La commission prend note de l’indication du gouvernement selon laquelle il s’engage à revoir les dossiers d’enregistrement du Syndicat algérien des fonctionnaires de l’administration publique (SAFAP) et de la Confédération des syndicats algériens (CSA) à la lumière des nouvelles dispositions pertinentes de la loi no 23-02. La commission s’attend à ce que le gouvernement conclut sans délai le traitement des dossiers de demande d’enregistrement du SAFAP et de la CSA.
En ce qui concerne la situation du SNATEG dont les précédentes observations faisaient état de nombreuses entraves à la liberté d’organiser ses activités, la commission observe que, dans le cadre de son dernier examen de la plainte dont il était saisi (403e rapport, juin 2023, cas no 3210), le Comité de la liberté syndicale a maintenu ses recommandations demandant notamment au gouvernement: i) de diligenter une enquête indépendante pour déterminer les circonstances ayant abouti à la décision administrative entérinant la dissolution du SNATEG, et ii) de revoir sans délai la décision de dissoudre le SNATEG. La commission note avec regret que le gouvernement se borne à déclarer dans son plus récent rapport que l’administration a traité le dossier de dissolution volontaire du SNATEG avec toute l’attention requise et qu’il ne peut se substituer à la volonté des membres de ce syndicat de dissoudre leur syndicat. Exprimant sa préoccupation quant à l’absence d’évolution sur cette question, malgré des recommandations répétées l’invitant à prendre des mesures correctives, la commission attend du gouvernement qu’il prenne enfin les mesures qui s’imposent pour donner effet aux recommandations du Comité de la liberté syndicale.
Enfin, la commission souhaite apporter les précisions suivantes en réponse à la position réitérée du gouvernement qui conteste la qualité de dirigeants syndicaux aux membres de la COSYFOP (dont il conteste l’enregistrement) et de la CGATA (dont il refuse l’enregistrement). À cet égard, la commission rappelle que l’exercice d’activités syndicales légitimes ne devrait pas dépendre d’un enregistrement et que les autorités devraient s’abstenir de toute ingérence de nature à restreindre ce droit ou à faire obstacle à son exercice, à moins que l’ordre public ne soit perturbé ou que son maintien soit mis en péril gravement et de façon imminente.
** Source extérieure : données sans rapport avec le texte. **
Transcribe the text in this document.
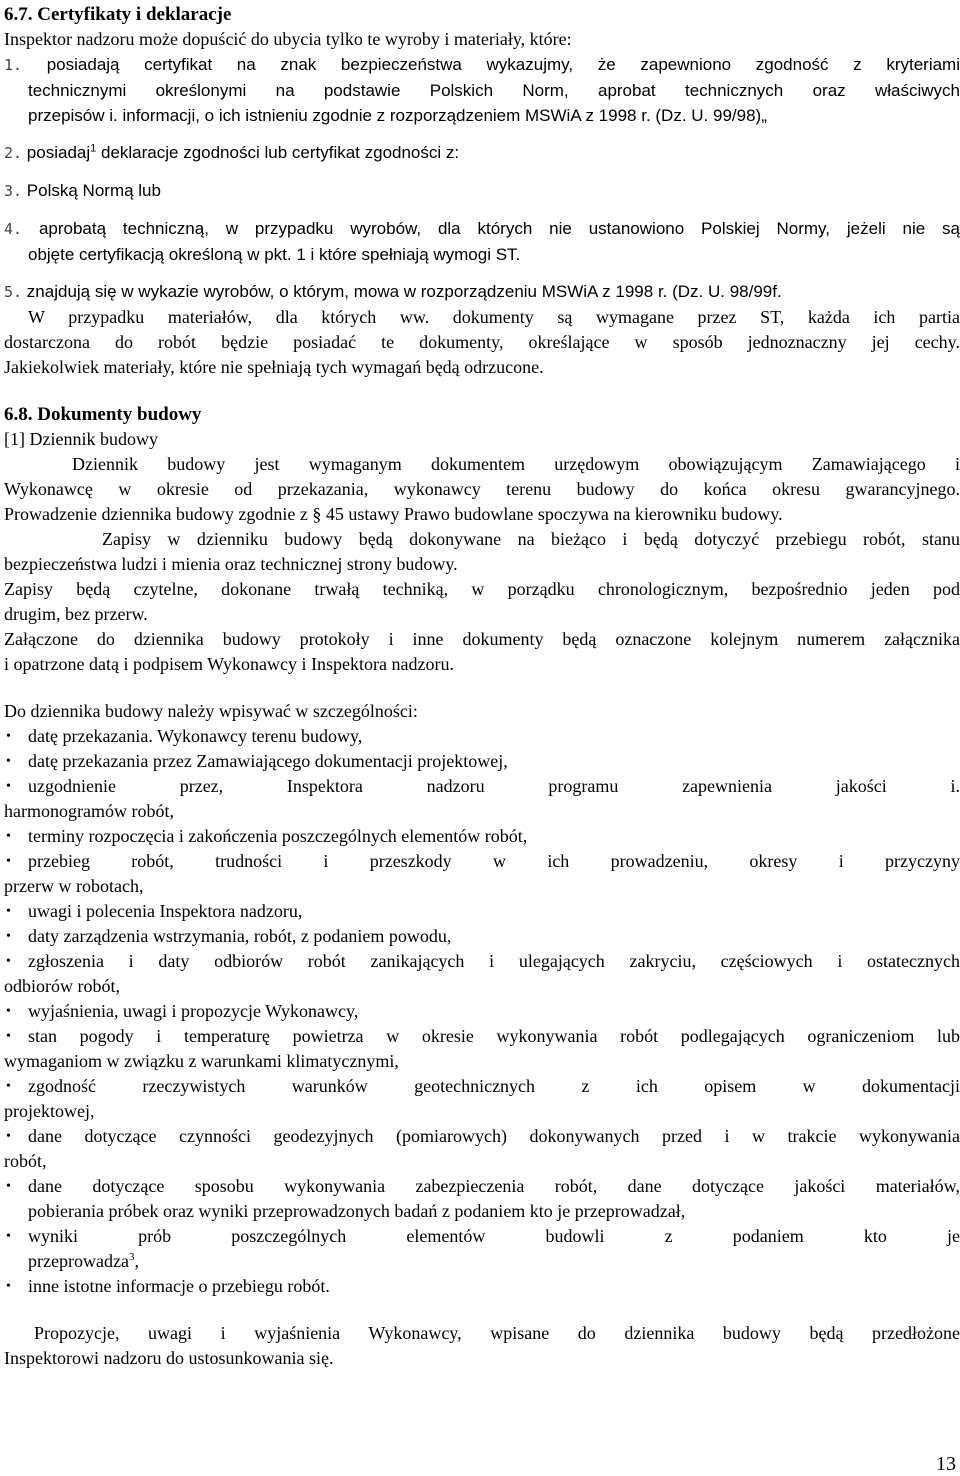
6.7. Certyfikaty i deklaracje
Inspektor nadzoru może dopuścić do ubycia tylko te wyroby i materiały, które:
1. posiadają certyfikat na znak bezpieczeństwa wykazujmy, że zapewniono zgodność z kryteriami
technicznymi określonymi na podstawie Polskich Norm, aprobat technicznych oraz właściwych
przepisów i. informacji, o ich istnieniu zgodnie z rozporządzeniem MSWiA z 1998 r. (Dz. U. 99/98)„
2. posiadaj$^1$ deklaracje zgodności lub certyfikat zgodności z:
3. Polską Normą lub
4. aprobatą techniczną, w przypadku wyrobów, dla których nie ustanowiono Polskiej Normy, jeżeli nie są
objęte certyfikacją określoną w pkt. 1 i które spełniają wymogi ST.
5. znajdują się w wykazie wyrobów, o którym, mowa w rozporządzeniu MSWiA z 1998 r. (Dz. U. 98/99f.
W przypadku materiałów, dla których ww. dokumenty są wymagane przez ST, każda ich partia
dostarczona do robót będzie posiadać te dokumenty, określające w sposób jednoznaczny jej cechy.
Jakiekolwiek materiały, które nie spełniają tych wymagań będą odrzucone.
6.8. Dokumenty budowy
[1] Dziennik budowy
Dziennik budowy jest wymaganym dokumentem urzędowym obowiązującym Zamawiającego i
Wykonawcę w okresie od przekazania, wykonawcy terenu budowy do końca okresu gwarancyjnego.
Prowadzenie dziennika budowy zgodnie z § 45 ustawy Prawo budowlane spoczywa na kierowniku budowy.
Zapisy w dzienniku budowy będą dokonywane na bieżąco i będą dotyczyć przebiegu robót, stanu
bezpieczeństwa ludzi i mienia oraz technicznej strony budowy.
Zapisy będą czytelne, dokonane trwałą techniką, w porządku chronologicznym, bezpośrednio jeden pod
drugim, bez przerw.
Załączone do dziennika budowy protokoły i inne dokumenty będą oznaczone kolejnym numerem załącznika
i opatrzone datą i podpisem Wykonawcy i Inspektora nadzoru.
Do dziennika budowy należy wpisywać w szczególności:
• datę przekazania. Wykonawcy terenu budowy,
• datę przekazania przez Zamawiającego dokumentacji projektowej,
• uzgodnienie przez, Inspektora nadzoru programu zapewnienia jakości i.
harmonogramów robót,
• terminy rozpoczęcia i zakończenia poszczególnych elementów robót,
• przebieg robót, trudności i przeszkody w ich prowadzeniu, okresy i przyczyny
przerw w robotach,
• uwagi i polecenia Inspektora nadzoru,
• daty zarządzenia wstrzymania, robót, z podaniem powodu,
• zgłoszenia i daty odbiorów robót zanikających i ulegających zakryciu, częściowych i ostatecznych
odbiorów robót,
• wyjaśnienia, uwagi i propozycje Wykonawcy,
• stan pogody i temperaturę powietrza w okresie wykonywania robót podlegających ograniczeniom lub
wymaganiom w związku z warunkami klimatycznymi,
• zgodność rzeczywistych warunków geotechnicznych z ich opisem w dokumentacji
projektowej,
• dane dotyczące czynności geodezyjnych (pomiarowych) dokonywanych przed i w trakcie wykonywania
robót,
• dane dotyczące sposobu wykonywania zabezpieczenia robót, dane dotyczące jakości materiałów,
pobierania próbek oraz wyniki przeprowadzonych badań z podaniem kto je przeprowadzał,
• wyniki prób poszczególnych elementów budowli z podaniem kto je
przeprowadza$^3$,
• inne istotne informacje o przebiegu robót.
Propozycje, uwagi i wyjaśnienia Wykonawcy, wpisane do dziennika budowy będą przedłożone
Inspektorowi nadzoru do ustosunkowania się.
13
S’agissant de la COSYFOP, la commission note que cette dernière a saisi le Comité de la liberté syndicale sur sa situation (cas no 3434 présenté en mars 2022). La commission attend du gouvernement qu’il résolve sans autre délai la question de l’enregistrement de la CGATA et des autres organisations syndicales en attente d’enregistrement en application de la nouvelle loi.
En conclusion, la commission prie instamment le gouvernement d’intensifier ses efforts afin d’assurer que la liberté syndicale est garantie pleinement et effectivement, en droit et dans la pratique, et elle exprime le ferme espoir que le gouvernement engagera sans délai la consultation avec tous les partenaires sociaux concernés pour réviser les dispositions des lois no 23-02 et no 23-08 à la lumière de ses commentaires. La commission rappelle au gouvernement qu’il peut se prévaloir de l’assistance technique du Bureau à cet égard.
[Le gouvernement est prié de répondre de manière complète aux présents commentaires en 2024.]